Des gestionnaires gouvernementaux essaieront d'apprendre à gérer tous ces machins sociaux. Dès qu'ils penseront qu'ils auront maîtrisé le processus de gestion de ces outils Web 2.0, la dynamique changera. Les gens et les organisations gouvernementales risqueront alors de se retrouver coincés dans la gestion des processus. Ils pourraient perdent leur productivité et, pire encore, manquer toute opportunité de progrès.

Se brûler dans une avalanche de machins sociaux

Un grand pourcentage de celles et ceux qui se livrent à l’apprentissage des médias sociaux peuvent se brûler pour de nombreuses raisons, notamment:
• Chaque nouvel outil social introduit attire leur attention et risque de miner leur productivité;
• Ils se perdent dans une panoplie d’applications, d’options et de conversations non pertinentes;
• Le temps passé à utiliser les outils sociaux ne produit pas de rendement;
• Initialement intrigués par les possibilités de tous ces outils, diverses communautés et nombreuses plates-formes, beaucoup de gens se sentent tout simplement débordés et s’essoufflent en essayant de suivre le rythme.

Il est possible de gérer un processus social ou un système social tout entier, à condition que ceux-ci soient stables et prévisibles. Toutefois, comment gère-t-on un processus ou un système en constant état de changement? Essayer de le faire pourrait brûler beaucoup d’énergie et en bout de compte, ne faire qu’empirer les choses.

Voilà pourquoi faire face à l'innovation sociale nécessite des approches spécifiques. Si des gestionnaires gouvernementaux essaient de gérer l'incertitude inhérente à l'innovation avec des outils et une pensée conçus pour la certitude, ils pourraient avoir des ennuis.

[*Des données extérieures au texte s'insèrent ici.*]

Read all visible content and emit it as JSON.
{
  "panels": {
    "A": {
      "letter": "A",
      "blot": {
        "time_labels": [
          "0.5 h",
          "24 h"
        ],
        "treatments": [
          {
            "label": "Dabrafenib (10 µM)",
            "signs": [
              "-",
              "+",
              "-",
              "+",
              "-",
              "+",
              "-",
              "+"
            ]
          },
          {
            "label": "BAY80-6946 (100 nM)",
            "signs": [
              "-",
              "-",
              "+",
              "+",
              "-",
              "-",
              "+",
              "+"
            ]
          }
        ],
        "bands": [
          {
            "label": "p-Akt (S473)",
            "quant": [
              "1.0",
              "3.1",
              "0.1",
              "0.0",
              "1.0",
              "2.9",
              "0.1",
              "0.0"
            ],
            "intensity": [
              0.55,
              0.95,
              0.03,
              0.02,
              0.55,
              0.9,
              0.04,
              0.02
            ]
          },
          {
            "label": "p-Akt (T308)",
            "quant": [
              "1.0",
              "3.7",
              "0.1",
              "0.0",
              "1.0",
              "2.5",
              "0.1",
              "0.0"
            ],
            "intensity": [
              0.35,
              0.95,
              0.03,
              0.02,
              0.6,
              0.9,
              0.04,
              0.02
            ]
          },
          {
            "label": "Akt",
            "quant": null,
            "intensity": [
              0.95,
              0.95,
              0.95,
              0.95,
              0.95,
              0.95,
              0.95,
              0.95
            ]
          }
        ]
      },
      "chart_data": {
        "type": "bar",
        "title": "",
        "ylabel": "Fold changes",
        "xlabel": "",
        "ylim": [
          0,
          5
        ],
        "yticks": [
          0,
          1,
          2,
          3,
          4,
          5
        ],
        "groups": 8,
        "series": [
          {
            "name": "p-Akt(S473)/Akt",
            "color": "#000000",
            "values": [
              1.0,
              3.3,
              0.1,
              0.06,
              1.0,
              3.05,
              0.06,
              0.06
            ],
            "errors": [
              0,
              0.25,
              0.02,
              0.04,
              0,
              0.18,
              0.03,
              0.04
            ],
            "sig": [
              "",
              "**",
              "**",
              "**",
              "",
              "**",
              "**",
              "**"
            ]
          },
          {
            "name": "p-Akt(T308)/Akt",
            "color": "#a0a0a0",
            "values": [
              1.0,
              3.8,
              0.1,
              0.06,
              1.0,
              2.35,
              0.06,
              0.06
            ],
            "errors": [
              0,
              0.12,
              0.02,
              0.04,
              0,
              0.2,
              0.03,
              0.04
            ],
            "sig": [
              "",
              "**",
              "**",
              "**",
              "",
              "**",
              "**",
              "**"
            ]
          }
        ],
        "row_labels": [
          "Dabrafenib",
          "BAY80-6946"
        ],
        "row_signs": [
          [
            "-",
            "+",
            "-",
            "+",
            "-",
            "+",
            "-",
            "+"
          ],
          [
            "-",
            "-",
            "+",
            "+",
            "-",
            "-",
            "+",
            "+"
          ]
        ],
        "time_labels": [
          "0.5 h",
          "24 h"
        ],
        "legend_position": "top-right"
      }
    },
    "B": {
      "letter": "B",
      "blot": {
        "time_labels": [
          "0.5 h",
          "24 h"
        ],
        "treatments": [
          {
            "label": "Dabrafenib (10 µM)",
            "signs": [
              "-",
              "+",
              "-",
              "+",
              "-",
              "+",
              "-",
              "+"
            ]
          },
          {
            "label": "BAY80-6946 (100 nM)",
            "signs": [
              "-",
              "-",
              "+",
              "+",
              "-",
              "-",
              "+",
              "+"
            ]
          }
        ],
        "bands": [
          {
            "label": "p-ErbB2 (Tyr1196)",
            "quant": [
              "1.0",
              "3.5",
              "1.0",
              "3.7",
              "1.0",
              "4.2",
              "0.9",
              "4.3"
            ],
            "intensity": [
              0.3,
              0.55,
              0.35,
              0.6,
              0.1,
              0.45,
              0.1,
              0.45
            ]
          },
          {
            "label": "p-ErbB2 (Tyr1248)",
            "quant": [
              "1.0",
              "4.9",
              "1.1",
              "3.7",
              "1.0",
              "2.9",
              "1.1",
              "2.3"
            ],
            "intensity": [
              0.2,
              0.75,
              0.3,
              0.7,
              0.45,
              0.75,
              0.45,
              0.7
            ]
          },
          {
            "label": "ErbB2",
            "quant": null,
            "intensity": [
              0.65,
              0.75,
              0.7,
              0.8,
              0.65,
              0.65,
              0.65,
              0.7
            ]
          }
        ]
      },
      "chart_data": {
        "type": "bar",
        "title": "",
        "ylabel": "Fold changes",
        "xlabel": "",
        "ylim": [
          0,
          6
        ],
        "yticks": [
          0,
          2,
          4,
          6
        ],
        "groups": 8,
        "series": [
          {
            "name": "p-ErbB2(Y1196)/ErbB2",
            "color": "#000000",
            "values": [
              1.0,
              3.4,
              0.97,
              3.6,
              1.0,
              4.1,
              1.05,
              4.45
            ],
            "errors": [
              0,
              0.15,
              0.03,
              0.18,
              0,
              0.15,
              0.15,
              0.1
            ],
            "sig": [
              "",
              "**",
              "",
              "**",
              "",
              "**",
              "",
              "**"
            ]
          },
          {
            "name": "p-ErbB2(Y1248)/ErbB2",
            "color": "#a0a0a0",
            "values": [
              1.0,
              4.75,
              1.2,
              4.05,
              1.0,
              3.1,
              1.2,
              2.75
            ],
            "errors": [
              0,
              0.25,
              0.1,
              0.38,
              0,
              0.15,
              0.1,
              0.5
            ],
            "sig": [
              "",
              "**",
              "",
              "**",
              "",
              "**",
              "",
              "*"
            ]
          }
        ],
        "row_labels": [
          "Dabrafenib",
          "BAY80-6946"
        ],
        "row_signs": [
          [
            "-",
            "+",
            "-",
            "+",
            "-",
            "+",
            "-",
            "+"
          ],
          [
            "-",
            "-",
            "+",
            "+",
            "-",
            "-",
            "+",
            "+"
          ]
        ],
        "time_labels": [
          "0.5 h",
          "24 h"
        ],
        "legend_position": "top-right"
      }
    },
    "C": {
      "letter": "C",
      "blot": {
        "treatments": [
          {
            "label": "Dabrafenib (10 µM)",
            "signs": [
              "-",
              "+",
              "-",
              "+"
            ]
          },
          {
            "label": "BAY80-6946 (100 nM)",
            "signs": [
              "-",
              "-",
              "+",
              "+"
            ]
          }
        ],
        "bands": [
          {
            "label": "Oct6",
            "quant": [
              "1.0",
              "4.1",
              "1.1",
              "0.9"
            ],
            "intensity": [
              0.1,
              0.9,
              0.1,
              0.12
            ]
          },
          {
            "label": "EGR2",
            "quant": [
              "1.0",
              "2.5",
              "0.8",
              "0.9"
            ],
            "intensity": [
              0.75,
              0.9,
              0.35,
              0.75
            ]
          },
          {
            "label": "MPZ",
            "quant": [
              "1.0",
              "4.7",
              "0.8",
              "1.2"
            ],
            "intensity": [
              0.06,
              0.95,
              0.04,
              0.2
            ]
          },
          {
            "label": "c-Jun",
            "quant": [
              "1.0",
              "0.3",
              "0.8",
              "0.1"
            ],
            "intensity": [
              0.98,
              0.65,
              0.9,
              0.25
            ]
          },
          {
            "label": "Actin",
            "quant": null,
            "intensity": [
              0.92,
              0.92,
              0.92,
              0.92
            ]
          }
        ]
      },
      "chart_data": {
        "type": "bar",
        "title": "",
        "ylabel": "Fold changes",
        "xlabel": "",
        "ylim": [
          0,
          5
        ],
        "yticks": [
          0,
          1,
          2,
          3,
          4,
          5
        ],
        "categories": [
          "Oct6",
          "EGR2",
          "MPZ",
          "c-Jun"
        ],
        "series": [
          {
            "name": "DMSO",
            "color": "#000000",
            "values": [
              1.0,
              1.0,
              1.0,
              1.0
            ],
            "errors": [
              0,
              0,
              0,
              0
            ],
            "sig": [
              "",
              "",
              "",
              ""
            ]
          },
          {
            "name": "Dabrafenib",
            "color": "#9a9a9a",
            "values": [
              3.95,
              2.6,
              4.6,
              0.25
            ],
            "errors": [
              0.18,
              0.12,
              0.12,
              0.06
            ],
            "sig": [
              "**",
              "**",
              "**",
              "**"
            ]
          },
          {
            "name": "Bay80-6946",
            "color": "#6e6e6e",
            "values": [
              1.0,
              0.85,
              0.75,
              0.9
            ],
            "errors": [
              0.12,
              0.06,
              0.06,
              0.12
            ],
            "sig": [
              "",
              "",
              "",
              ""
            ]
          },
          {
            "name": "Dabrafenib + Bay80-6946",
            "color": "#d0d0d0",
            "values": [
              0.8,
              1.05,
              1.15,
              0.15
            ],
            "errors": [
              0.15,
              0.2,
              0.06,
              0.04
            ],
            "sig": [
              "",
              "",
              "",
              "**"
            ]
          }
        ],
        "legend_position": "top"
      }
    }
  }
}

Le moyen le plus efficace pour faire face à l'incertitude inhérente à l'innovation est d’appliquer un processus d'apprentissage qui confronte systématiquement l'inconnu avec de nouvelles hypothèses et expérimentation, ce qui crée finalement une nouvelle connaissance.

Disruptive innovation
Au U.S. Department of State, il est beaucoup question de ‘disruptive technology’, ou technologie de rupture. Je n’aime pas du tout cette expression, je la trouve négative. Elle pourrait faire peur aux équipes de travail et aux employés gouvernementaux. ‘Disruptive innovation’ n’est guère mieux, à mon avis, parce qu’il y a encore le mot ‘disruptive’ dans l’expression.

Attardons-nous sur des synonymes de ‘disruptive’: disorderly, distracting, disturbing, off-base, out-of-line, out-of-order, rowdy, troublemaking, troublesome, unsettling, upsetting. En français, ce mot se traduit par «perturbateur». Il s’agit d’un mot à connotation négative.

Si vous étiez n’importe quel employé gouvernemental, et qu’on vous présentait cette expression de «technologie perturbatrice», quelle serait votre réaction initiale? Vous reculeriez sur votre chaise. Vous auriez peur. Vous seriez rébarbatif à tout ce qui se dirait à ce sujet par la suite, et il s’inscrirait dans votre esprit une attitude rebutante face à cette nouveauté. Personnellement, je trouve qu’il s’agit d’une idée épouvantable que d’appeler les médias sociaux et une façon de penser de cette manière.

Madame Lovisa Williams a défini ‘disruptive technology’ en novembre 2010 (lors d’une entrevue à Gov20Radio) comme étant «tout ce qui perturbe la façon dont vous pensez et comment vous travaillez».

Penser différemment
Renversons cela en positif, et on obtient: «Tout ce qui contribue à percevoir différemment, enlever les limitations et modifier la manière dont vous travaillez».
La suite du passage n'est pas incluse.